Identified as one of MEF’s “10 Key Mobile Trends for 2015”, the creation of methods to convert “cash” to “digital money” is key to enabling mobile & Internet commerce. How does an aspirational consumer in an emerging market take their real cash and buy goods with their mobile? Here, Peter Cook, CEO of MEF Member Novatti, shares the 10 things you need to know.
1) It’s happening now
Looking at some current use cases:
Mobile recharge – whether the consumer buys a “PIN”, otherwise known as a “Voucher”, or they pay an agent to do an e-topup, the consumer is paying with cash and receiving a digital product.
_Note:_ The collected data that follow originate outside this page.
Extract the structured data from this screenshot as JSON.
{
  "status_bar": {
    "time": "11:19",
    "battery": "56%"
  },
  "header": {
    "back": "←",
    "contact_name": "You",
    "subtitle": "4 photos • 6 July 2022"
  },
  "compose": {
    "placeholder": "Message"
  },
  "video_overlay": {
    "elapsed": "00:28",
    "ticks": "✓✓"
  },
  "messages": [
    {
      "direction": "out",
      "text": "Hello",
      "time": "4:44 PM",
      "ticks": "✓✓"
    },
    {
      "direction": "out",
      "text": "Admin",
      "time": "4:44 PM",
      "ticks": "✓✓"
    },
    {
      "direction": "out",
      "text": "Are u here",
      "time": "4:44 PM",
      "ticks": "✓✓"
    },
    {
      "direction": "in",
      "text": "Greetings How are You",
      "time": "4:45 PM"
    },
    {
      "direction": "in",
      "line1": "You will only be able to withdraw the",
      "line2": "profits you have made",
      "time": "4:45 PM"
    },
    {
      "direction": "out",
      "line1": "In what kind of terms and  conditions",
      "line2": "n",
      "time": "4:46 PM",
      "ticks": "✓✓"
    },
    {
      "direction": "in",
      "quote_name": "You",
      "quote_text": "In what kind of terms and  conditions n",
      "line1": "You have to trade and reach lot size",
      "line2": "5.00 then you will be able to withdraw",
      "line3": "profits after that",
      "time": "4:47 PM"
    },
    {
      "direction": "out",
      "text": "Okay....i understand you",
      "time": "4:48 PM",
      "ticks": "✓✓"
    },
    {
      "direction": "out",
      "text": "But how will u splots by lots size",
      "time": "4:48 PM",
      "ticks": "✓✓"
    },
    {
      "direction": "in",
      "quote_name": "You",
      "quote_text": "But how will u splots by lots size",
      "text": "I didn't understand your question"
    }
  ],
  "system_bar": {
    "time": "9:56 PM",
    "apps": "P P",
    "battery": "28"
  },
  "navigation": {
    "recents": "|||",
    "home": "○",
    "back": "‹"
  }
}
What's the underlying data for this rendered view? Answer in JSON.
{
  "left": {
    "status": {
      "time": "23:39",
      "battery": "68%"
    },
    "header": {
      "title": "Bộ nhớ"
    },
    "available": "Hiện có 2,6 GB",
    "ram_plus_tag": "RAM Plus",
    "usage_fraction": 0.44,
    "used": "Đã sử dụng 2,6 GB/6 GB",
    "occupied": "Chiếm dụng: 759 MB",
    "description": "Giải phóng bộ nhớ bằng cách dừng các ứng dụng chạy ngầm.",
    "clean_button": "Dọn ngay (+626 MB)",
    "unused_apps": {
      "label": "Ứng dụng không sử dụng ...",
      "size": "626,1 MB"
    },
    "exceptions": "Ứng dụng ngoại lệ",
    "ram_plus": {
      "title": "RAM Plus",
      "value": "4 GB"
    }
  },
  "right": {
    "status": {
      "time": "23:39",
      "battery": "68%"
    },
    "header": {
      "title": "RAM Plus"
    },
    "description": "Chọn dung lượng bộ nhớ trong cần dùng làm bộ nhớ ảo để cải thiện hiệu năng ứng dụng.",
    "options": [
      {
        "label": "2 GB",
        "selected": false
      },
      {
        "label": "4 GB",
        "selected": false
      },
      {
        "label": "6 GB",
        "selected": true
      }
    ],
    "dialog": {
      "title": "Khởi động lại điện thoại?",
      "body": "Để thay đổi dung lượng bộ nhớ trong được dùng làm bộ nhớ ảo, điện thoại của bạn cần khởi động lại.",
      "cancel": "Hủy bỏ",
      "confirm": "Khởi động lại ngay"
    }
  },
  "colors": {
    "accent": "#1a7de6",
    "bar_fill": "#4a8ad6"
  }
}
Mobile money cash loading – whereby the consumer pays cash to an agent who then loads the consumer wallet and the agent must separately pay the cash into a bank account or direct to the mobile money operator
Virtual currencies – such as Ukash or DigiPayVoucher or PayWithPins or Flexepin – whereby the consumer buys a PIN that is redeemable at online portals for goods and services
Digital content – Purchasing products such as iTunes Gift cards with cash in a store
Remittances – Using vouchers to act as a proxy to remit funds – whereby the Sender buys a voucher and sends the details to the Beneficiary who can trade it for funds or goods
2) Consumers like vouchers
Printed vouchers are very tangible. Vouchers displayed on smartphones gain a similar consumer sentiment. Vouchers act as a receipt, and can be stored or forwarded to others. When the consumer receives a voucher, they feel that they have received something for their payment. For many consumers, this feeling is not the same when they receive a virtual top-up or similar virtual transaction.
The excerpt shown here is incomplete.